Entre los edificios religiosos más emblemáticos se encuentra la iglesia de San Miguel construida a finales del siglo XVI en estilo renacentista. Dispone de una esbelta torre de tres cuerpos reformada en el siglo XVIII. Su interior está dividido en tres naves. Cuenta con un crucero y cúpula que descansa sobre pechinas. Conserva la antigua cabecera románica con restos de pinturas murales de esa misma época. El retablo del presbiterio es barroco y fue realizado por Tomás Ruiz en 1729. Custodia otro retablo procedente de la destruida iglesia del Salvador, con obras escultóricas de traza manierista realizada posiblemente por algún discípulo del insigne artista Juan de Juni. Entre las obras de arte que custodia se encuentra un Cristo gótico del siglo XIII y una Santa Teresa del siglo XVI. Otra gran iglesia es la de Santa María construida a finales del siglo XIV y reformada en el siglo XVI. Dispone de tres naves cubiertas con bóvedas de crucería. Su torre es del siglo XVII. En su interior sobresale el retablo plateresco y el del altar mayor realizado en estilo barroco. En el coro se puede admirar el bello pretil de estilo renacentista. Cuenta Peñafiel con dos bellos conventos, el de San Pablo fundado por D. Juan Manuel para servir de albergue a los dominicos en el siglo XIV y cuyas obras no finalizaron hasta pasados dos siglos más. Su iglesia es un extraordinario ejemplo de templo gótico-mudéjar de tres naves. El segundo es el de Santa Clara fundado por Dña. Isabel de la Cueva en 1617. Es de planta octogonal y de estilo barroco. Conserva una extraordinaria cúpula adornada con yeserías y pinturas. Su capilla mayor conserva un retablo del siglo XVIII. Todavía se conserva la llamada Torre del Reloj, parte integrante de la desaparecida iglesia de San Esteban del siglo XI. En el siglo pasado se colocó en ella el Reloj de la Villa, de donde recibe el nombre.

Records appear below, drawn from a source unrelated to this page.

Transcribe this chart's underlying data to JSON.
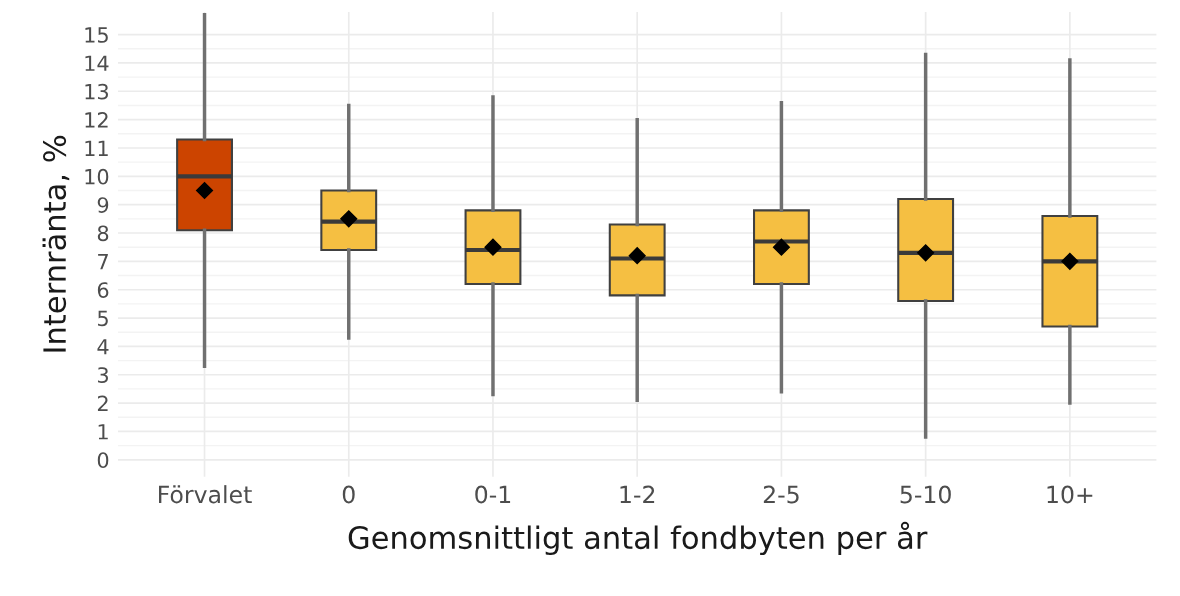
{
  "chart_data": {
    "type": "box",
    "xlabel": "Genomsnittligt antal fondbyten per år",
    "ylabel": "Internränta, %",
    "categories": [
      "Förvalet",
      "0",
      "0-1",
      "1-2",
      "2-5",
      "5-10",
      "10+"
    ],
    "colors": [
      "#cc4400",
      "#f5bf42",
      "#f5bf42",
      "#f5bf42",
      "#f5bf42",
      "#f5bf42",
      "#f5bf42"
    ],
    "boxes": [
      {
        "low": 3.3,
        "q1": 8.1,
        "median": 10.0,
        "q3": 11.3,
        "high": 15.7,
        "mean": 9.5
      },
      {
        "low": 4.3,
        "q1": 7.4,
        "median": 8.4,
        "q3": 9.5,
        "high": 12.5,
        "mean": 8.5
      },
      {
        "low": 2.3,
        "q1": 6.2,
        "median": 7.4,
        "q3": 8.8,
        "high": 12.8,
        "mean": 7.5
      },
      {
        "low": 2.1,
        "q1": 5.8,
        "median": 7.1,
        "q3": 8.3,
        "high": 12.0,
        "mean": 7.2
      },
      {
        "low": 2.4,
        "q1": 6.2,
        "median": 7.7,
        "q3": 8.8,
        "high": 12.6,
        "mean": 7.5
      },
      {
        "low": 0.8,
        "q1": 5.6,
        "median": 7.3,
        "q3": 9.2,
        "high": 14.3,
        "mean": 7.3
      },
      {
        "low": 2.0,
        "q1": 4.7,
        "median": 7.0,
        "q3": 8.6,
        "high": 14.1,
        "mean": 7.0
      }
    ],
    "ylim": [
      -0.6,
      15.8
    ],
    "yticks": [
      0,
      1,
      2,
      3,
      4,
      5,
      6,
      7,
      8,
      9,
      10,
      11,
      12,
      13,
      14,
      15
    ],
    "grid": true,
    "marker": "diamond"
  }
}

Conserva la villa el barrio de la judería con su típico trazado medieval. En la plaza del Coso se realizan importantes festejos taurinos desde la Edad Media. Es de planta rectangular y tiene una extensión de más de 3.500 metros cuadrados. Es el vestigio medieval propio de las antiguas plazas dedicadas a la lidia de toros bravos y en torno a ella se articula el trazado urbano de la villa. Fue reformada en el siglo XVIII. Destacan los arabescos de sus balcones de madera. Entre los festejos más destacados de la villa sobresalen los carnavales y la semana santa. Otro gran festejo de la villa es el Domingo de Resurrección tras una larga semana de procesiones de Semana Santa. En la plaza del Coso también se realiza la tradicional Bajada del Ángel que representa el momento en el que un ángel-niño quita el manto de luto a la Virgen. En el mes de agosto se realizan importantes encierros y capeas en honor de Nuestra Señora de San Roque. En la celebración sobresale el famoso pasacalles del Chúndara.

Esta villa es conocida por su muy cuidada gastronomía. El plato típico es el lechazo asado regado por los deliciosos caldos del Duero. Entre los productos de la zona destaca el famoso queso de oveja Flor de Esgueva que se elabora en esta población castellana.